POSTRESUSCITATION CONCERNS
When CPR is successful in restoring spontaneous circulation, two concerns deserve attention in the early postresuscitation period. The first is the potential for continued and progressive multiorgan damage (i.e., postresuscitation injury). The second is the likelihood of neurologic recovery in patients who do not regain consciousness immediately after CPR.
POSTRESUSCITATION INJURY
This condition is usually seen after prolonged ischemic times, and it is characterized by progressive dysfunction in multiple organs. Other, more familiar terms for this condition are multiple organ failure and multiple organ dysfunction syndrome. This condition is often fatal, and there is no effective therapy at present. Several mechanisms have been proposed for this condition, including persistent vasoconstriction (i.e., the no-reflow phenomenon) and the release of toxins produced during the period of ischemia (i.e., reperfusion injury). (See Chapter 31 for a more detailed description of the multiple organ failure and its management.)
NEUROLOGIC RECOVERY
Neurologic impairment is common in cardiac arrest patients who are successfully resuscitated. Many survivors do not regain consciousness immediately after CPR, and the following are some prognostic factors that help identify patients who are unlikely to awaken or achieve a satisfactory neurologic recovery.
Duration of Coma
Failure to regain consciousness in the first few hours after CPR is not a harbinger of prolonged or permanent neurologic impairment,. However, coma that persists longer than 4 hours after CPR carries a poor prognosis for full neurologic recovery. Although the recovery rates are low for all points on the graph, there is a linear decline in recovery rate as the duration of coma increases. After 1 day of persistent coma, only 10% of the patients achieved a satisfactory neurologic recovery. The recovery rate drops below 5% when the coma lasts 1 week, and no patient recovers neurologic function when the coma persists for 2 weeks.

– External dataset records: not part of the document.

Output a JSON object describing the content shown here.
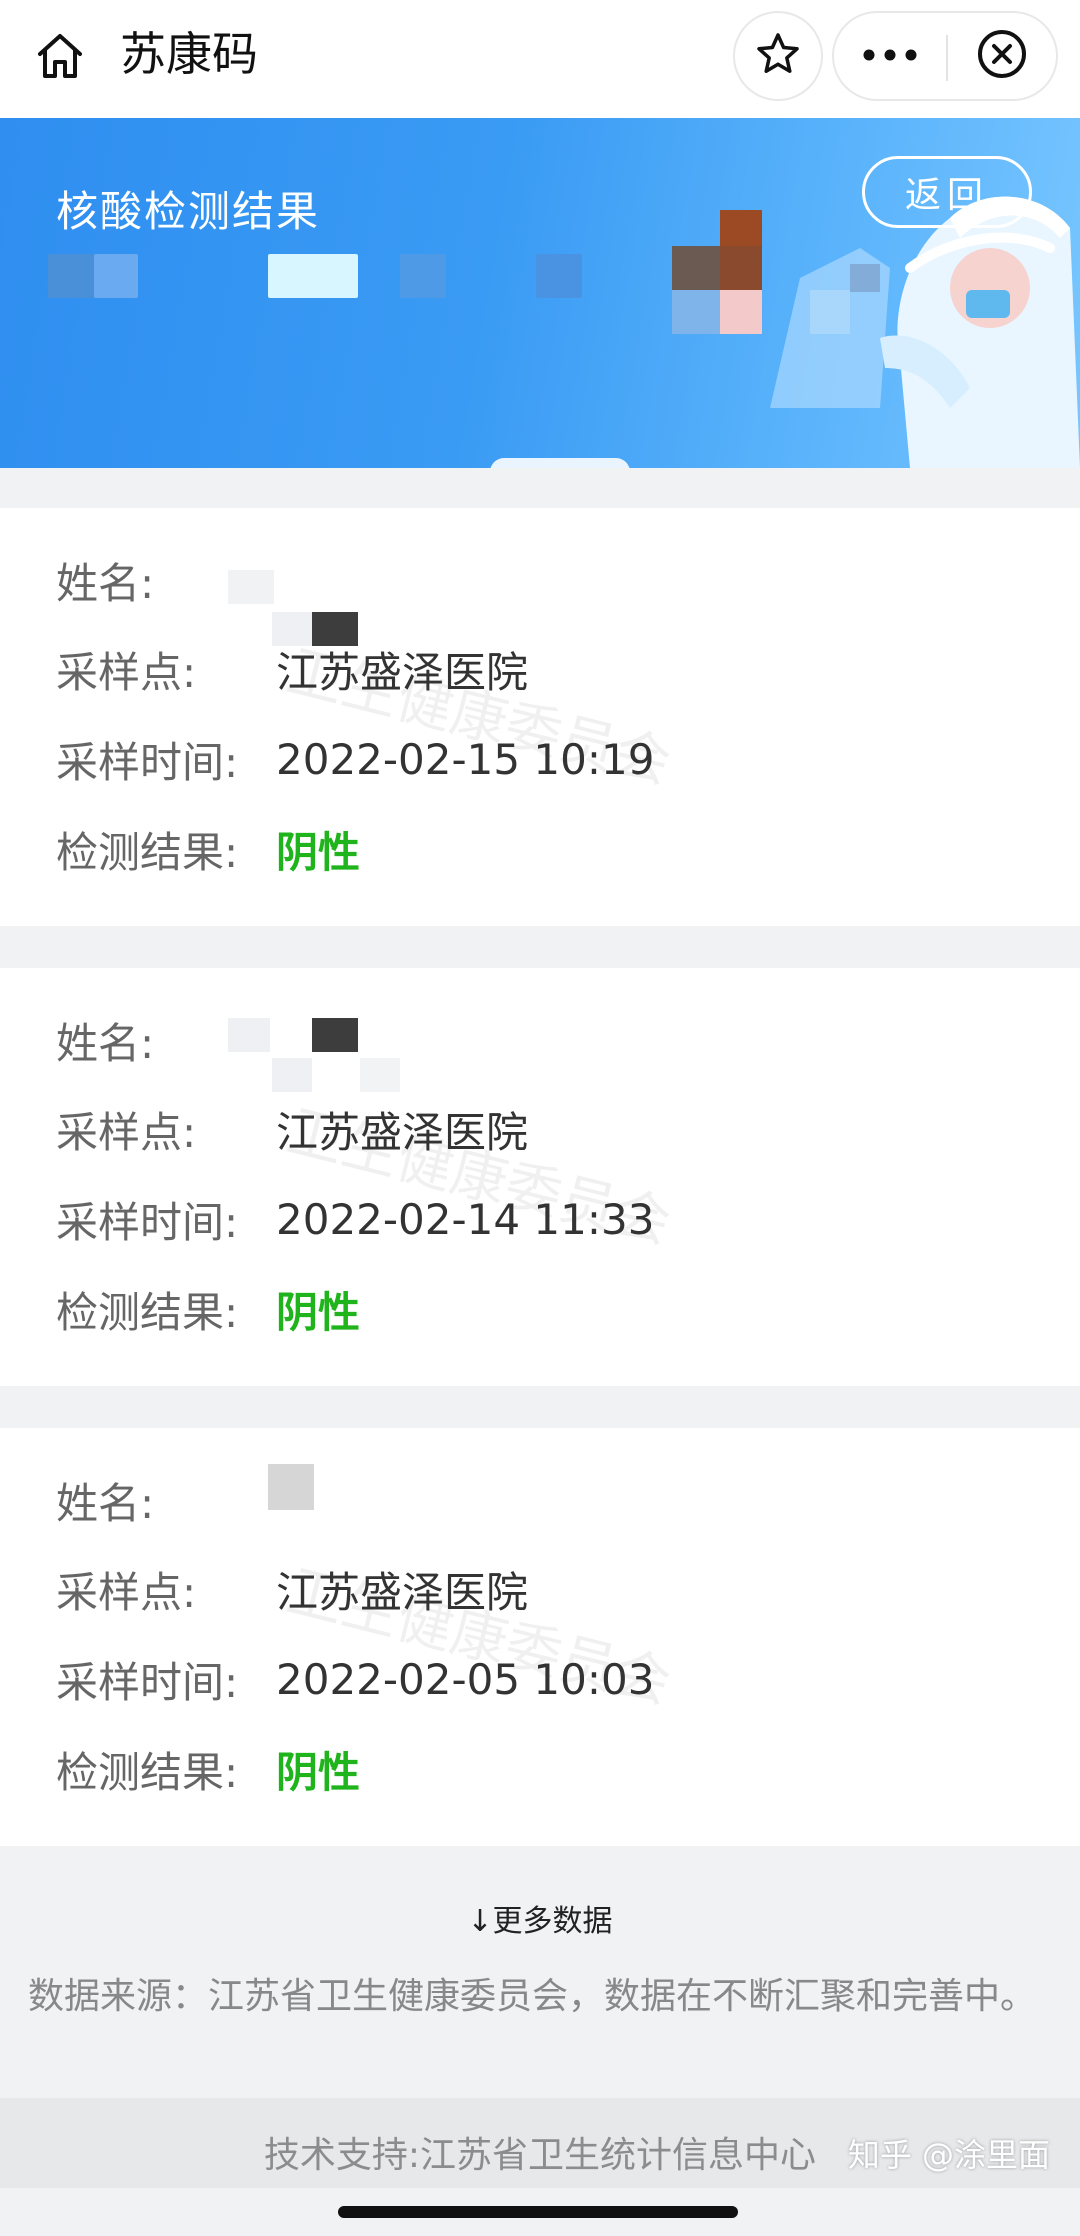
{
  "topbar": {
    "title": "苏康码",
    "icons": [
      "home-icon",
      "star-icon",
      "more-icon",
      "close-icon"
    ]
  },
  "banner": {
    "title": "核酸检测结果",
    "back_label": "返回",
    "color": "#3a9bf4"
  },
  "labels": {
    "name": "姓名:",
    "site": "采样点:",
    "time": "采样时间:",
    "result": "检测结果:"
  },
  "watermark": "卫生健康委员会",
  "records": [
    {
      "site": "江苏盛泽医院",
      "time": "2022-02-15 10:19",
      "result": "阴性"
    },
    {
      "site": "江苏盛泽医院",
      "time": "2022-02-14 11:33",
      "result": "阴性"
    },
    {
      "site": "江苏盛泽医院",
      "time": "2022-02-05 10:03",
      "result": "阴性"
    }
  ],
  "result_color": "#1fb41c",
  "footer": {
    "more_data": "↓更多数据",
    "source": "数据来源：江苏省卫生健康委员会，数据在不断汇聚和完善中。",
    "tech_support": "技术支持:江苏省卫生统计信息中心",
    "attribution": "知乎 @涂里面"
  }
}
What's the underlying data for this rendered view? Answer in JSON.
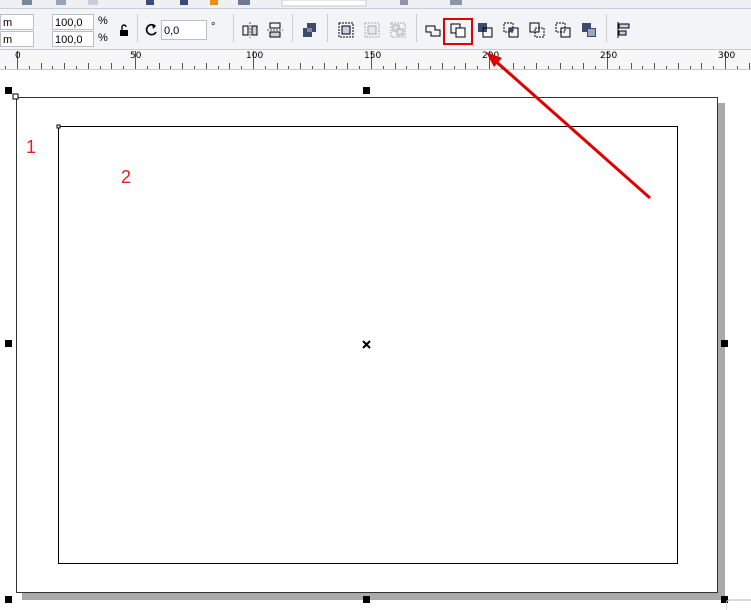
{
  "toolbar": {
    "width_unit_fragment": "m",
    "height_unit_fragment": "m",
    "scale_x": "100,0",
    "scale_y": "100,0",
    "percent_symbol": "%",
    "rotation_value": "0,0",
    "degree_symbol": "°"
  },
  "ruler": {
    "labels": [
      "0",
      "50",
      "100",
      "150",
      "200",
      "250",
      "300"
    ]
  },
  "annotations": {
    "marker_1": "1",
    "marker_2": "2",
    "highlight_color": "#e00000",
    "arrow_color": "#e00000",
    "highlighted_button": "back-minus-front-icon"
  }
}
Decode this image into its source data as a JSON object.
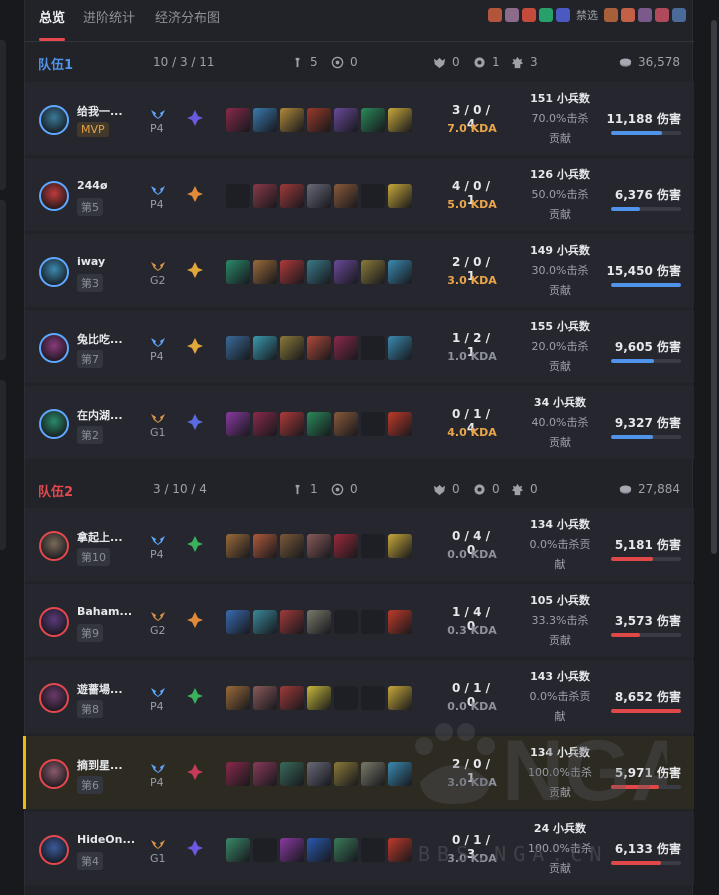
{
  "tabs": [
    {
      "label": "总览",
      "active": true
    },
    {
      "label": "进阶统计",
      "active": false
    },
    {
      "label": "经济分布图",
      "active": false
    }
  ],
  "bans": {
    "label": "禁选",
    "team1_colors": [
      "#b2553a",
      "#8c6a8a",
      "#c44a3a",
      "#28a06a",
      "#4a5ac0"
    ],
    "team2_colors": [
      "#a8603a",
      "#c46048",
      "#7a5a8a",
      "#b04a5a",
      "#4a6a9a"
    ]
  },
  "teams": [
    {
      "name": "队伍1",
      "color": "#4f93ea",
      "kda": "10 / 3 / 11",
      "objectives": {
        "towers": "5",
        "inhibitors": "0",
        "dragons": "0",
        "heralds": "1",
        "barons": "3"
      },
      "gold": "36,578",
      "players": [
        {
          "name": "给我一...",
          "rank": "MVP",
          "is_mvp": true,
          "tier": "P4",
          "tier_color": "#5fa7ff",
          "rune_color": "#6a5ae0",
          "items": [
            "#8a2a4a",
            "#3a7ab0",
            "#b08a3a",
            "#9a3a2a",
            "#6a4a9a",
            "#2a8a5a",
            "#c8a83a"
          ],
          "kda": "3 / 0 / 4",
          "kda_ratio": "7.0 KDA",
          "kda_gold": true,
          "cs": "151 小兵数",
          "kp": "70.0%击杀",
          "kp2": "贡献",
          "damage": "11,188 伤害",
          "damage_frac": 0.73,
          "avatar_color": "#3a7a9a"
        },
        {
          "name": "244ø",
          "rank": "第5",
          "is_mvp": false,
          "tier": "P4",
          "tier_color": "#5fa7ff",
          "rune_color": "#e08a3a",
          "items": [
            "",
            "#8a3a4a",
            "#a03a3a",
            "#6a6a7a",
            "#8a5a3a",
            "",
            "#c8a83a"
          ],
          "kda": "4 / 0 / 1",
          "kda_ratio": "5.0 KDA",
          "kda_gold": true,
          "cs": "126 小兵数",
          "kp": "50.0%击杀",
          "kp2": "贡献",
          "damage": "6,376 伤害",
          "damage_frac": 0.41,
          "avatar_color": "#c03a3a"
        },
        {
          "name": "iway",
          "rank": "第3",
          "is_mvp": false,
          "tier": "G2",
          "tier_color": "#d8954a",
          "rune_color": "#e0a83a",
          "items": [
            "#2a8a6a",
            "#9a6a3a",
            "#b03a3a",
            "#3a7a8a",
            "#6a4a9a",
            "#8a7a3a",
            "#3a8ab0"
          ],
          "kda": "2 / 0 / 1",
          "kda_ratio": "3.0 KDA",
          "kda_gold": true,
          "cs": "149 小兵数",
          "kp": "30.0%击杀",
          "kp2": "贡献",
          "damage": "15,450 伤害",
          "damage_frac": 1.0,
          "avatar_color": "#3a8ab0"
        },
        {
          "name": "兔比吃...",
          "rank": "第7",
          "is_mvp": false,
          "tier": "P4",
          "tier_color": "#5fa7ff",
          "rune_color": "#e0a83a",
          "items": [
            "#3a6a9a",
            "#3a9ab0",
            "#8a7a3a",
            "#b04a3a",
            "#8a2a4a",
            "",
            "#3a8ab0"
          ],
          "kda": "1 / 2 / 1",
          "kda_ratio": "1.0 KDA",
          "kda_gold": false,
          "cs": "155 小兵数",
          "kp": "20.0%击杀",
          "kp2": "贡献",
          "damage": "9,605 伤害",
          "damage_frac": 0.62,
          "avatar_color": "#8a3a7a"
        },
        {
          "name": "在内湖...",
          "rank": "第2",
          "is_mvp": false,
          "tier": "G1",
          "tier_color": "#d8954a",
          "rune_color": "#5a6ae0",
          "items": [
            "#8a3aa0",
            "#8a2a4a",
            "#b03a3a",
            "#2a8a5a",
            "#8a5a3a",
            "",
            "#c03a2a"
          ],
          "kda": "0 / 1 / 4",
          "kda_ratio": "4.0 KDA",
          "kda_gold": true,
          "cs": "34 小兵数",
          "kp": "40.0%击杀",
          "kp2": "贡献",
          "damage": "9,327 伤害",
          "damage_frac": 0.6,
          "avatar_color": "#2a8a6a"
        }
      ]
    },
    {
      "name": "队伍2",
      "color": "#e5484d",
      "kda": "3 / 10 / 4",
      "objectives": {
        "towers": "1",
        "inhibitors": "0",
        "dragons": "0",
        "heralds": "0",
        "barons": "0"
      },
      "gold": "27,884",
      "players": [
        {
          "name": "拿起上...",
          "rank": "第10",
          "is_mvp": false,
          "tier": "P4",
          "tier_color": "#5fa7ff",
          "rune_color": "#3ab05a",
          "items": [
            "#9a6a3a",
            "#b05a3a",
            "#7a5a3a",
            "#8a5a5a",
            "#9a2a3a",
            "",
            "#c8a83a"
          ],
          "kda": "0 / 4 / 0",
          "kda_ratio": "0.0 KDA",
          "kda_gold": false,
          "cs": "134 小兵数",
          "kp": "0.0%击杀贡",
          "kp2": "献",
          "damage": "5,181 伤害",
          "damage_frac": 0.6,
          "avatar_color": "#7a6a5a"
        },
        {
          "name": "Baham...",
          "rank": "第9",
          "is_mvp": false,
          "tier": "G2",
          "tier_color": "#d8954a",
          "rune_color": "#e08a3a",
          "items": [
            "#3a6ab0",
            "#3a8a9a",
            "#a03a3a",
            "#7a7a6a",
            "",
            "",
            "#c03a2a"
          ],
          "kda": "1 / 4 / 0",
          "kda_ratio": "0.3 KDA",
          "kda_gold": false,
          "cs": "105 小兵数",
          "kp": "33.3%击杀",
          "kp2": "贡献",
          "damage": "3,573 伤害",
          "damage_frac": 0.41,
          "avatar_color": "#5a3a7a"
        },
        {
          "name": "遊薔場...",
          "rank": "第8",
          "is_mvp": false,
          "tier": "P4",
          "tier_color": "#5fa7ff",
          "rune_color": "#3ab05a",
          "items": [
            "#9a6a3a",
            "#8a5a5a",
            "#a03a3a",
            "#c8b83a",
            "",
            "",
            "#c8a83a"
          ],
          "kda": "0 / 1 / 0",
          "kda_ratio": "0.0 KDA",
          "kda_gold": false,
          "cs": "143 小兵数",
          "kp": "0.0%击杀贡",
          "kp2": "献",
          "damage": "8,652 伤害",
          "damage_frac": 1.0,
          "avatar_color": "#6a3a6a"
        },
        {
          "name": "摘到星...",
          "rank": "第6",
          "is_mvp": false,
          "highlight": true,
          "tier": "P4",
          "tier_color": "#5fa7ff",
          "rune_color": "#c83a5a",
          "items": [
            "#8a2a4a",
            "#8a3a5a",
            "#3a6a5a",
            "#6a6a7a",
            "#8a7a3a",
            "#7a7a6a",
            "#3a8ab0"
          ],
          "kda": "2 / 0 / 1",
          "kda_ratio": "3.0 KDA",
          "kda_gold": false,
          "cs": "134 小兵数",
          "kp": "100.0%击杀",
          "kp2": "贡献",
          "damage": "5,971 伤害",
          "damage_frac": 0.69,
          "avatar_color": "#8a5a6a"
        },
        {
          "name": "HideOn...",
          "rank": "第4",
          "is_mvp": false,
          "tier": "G1",
          "tier_color": "#d8954a",
          "rune_color": "#6a5ae0",
          "items": [
            "#3a8a6a",
            "",
            "#8a3aa0",
            "#2a5ab0",
            "#3a7a5a",
            "",
            "#c03a2a"
          ],
          "kda": "0 / 1 / 3",
          "kda_ratio": "3.0 KDA",
          "kda_gold": false,
          "cs": "24 小兵数",
          "kp": "100.0%击杀",
          "kp2": "贡献",
          "damage": "6,133 伤害",
          "damage_frac": 0.71,
          "avatar_color": "#3a5a9a"
        }
      ]
    }
  ],
  "watermark": {
    "logo_text": "NGA",
    "site": "BBS.NGA.CN"
  }
}
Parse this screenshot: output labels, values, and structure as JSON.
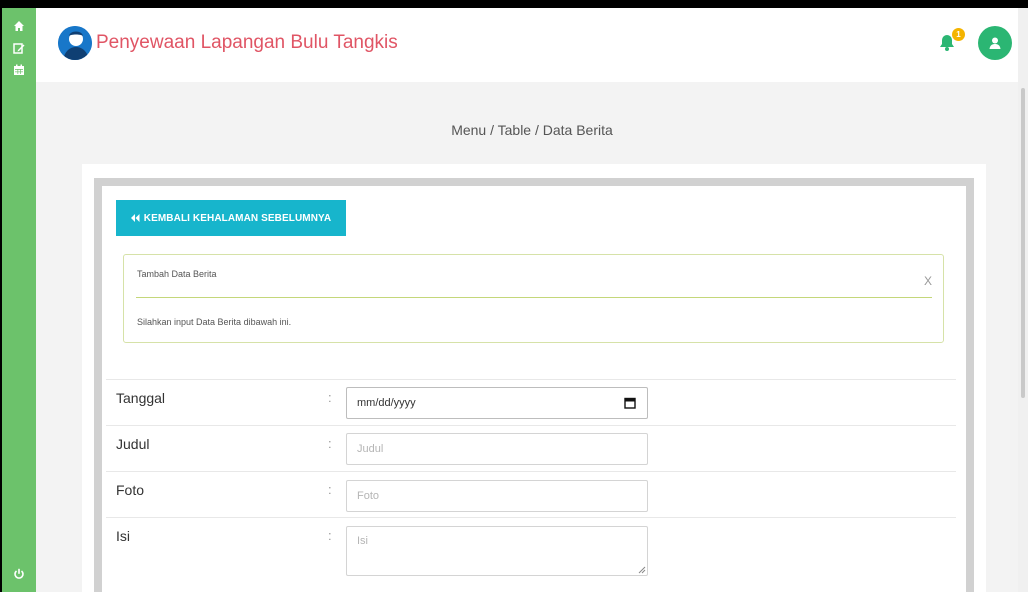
{
  "app": {
    "title": "Penyewaan Lapangan Bulu Tangkis",
    "notification_count": "1"
  },
  "sidebar": {
    "items": [
      {
        "icon": "home-icon"
      },
      {
        "icon": "edit-icon"
      },
      {
        "icon": "calendar-icon"
      },
      {
        "icon": "power-icon"
      }
    ]
  },
  "breadcrumb": "Menu / Table / Data Berita",
  "back_button": {
    "label": "KEMBALI KEHALAMAN SEBELUMNYA",
    "icon": "double-chevron-left-icon"
  },
  "alert": {
    "title": "Tambah Data Berita",
    "close": "X",
    "message": "Silahkan input Data Berita dibawah ini."
  },
  "form": {
    "colon": ":",
    "tanggal": {
      "label": "Tanggal",
      "value": "mm/dd/yyyy"
    },
    "judul": {
      "label": "Judul",
      "placeholder": "Judul"
    },
    "foto": {
      "label": "Foto",
      "placeholder": "Foto"
    },
    "isi": {
      "label": "Isi",
      "placeholder": "Isi"
    }
  },
  "colors": {
    "sidebar": "#6cc26b",
    "brand_title": "#e05565",
    "button": "#17b5cc",
    "avatar": "#2bb673",
    "badge": "#f4b400",
    "alert_border": "#d6e2a8"
  }
}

Three days of persistent coma is my threshold for informing families of the poor prognosis for recovery. The actual time selected for informing families of a poor prognosis is a matter of individual preference. The important point is to keep the family informed and to provide guidance in decisions about future strategies.
Coma Scores
Scoring systems such as the Glasgow Coma Scale (GCS) can also provide valuable prognostic information. (This scoring method is described in Chapter 50.) A GCS below 5 on the third day of persistent coma is almost always associated with a poor outcome.
Pupillary Light Reflex
Several brainstem reflexes can have prognostic value in patients who do not regain consciousness after CPR, but none can match the predictive value of the pupillary light reflex. The importance of this reflex is its negative predictive value (i.e., the ability to identify a poor outcome). Absence of the pupillary light reflex after one or more days of coma indicates little or no chance for neurologic recovery. This reflex has no prognostic value in the first 6 hours after CPR because it can be transiently lost and then reappear. Finally, the resuscitation drugs atropine and epinephrine can produce pupillary dilation, but these agents do not interfere with the pupillary response to light.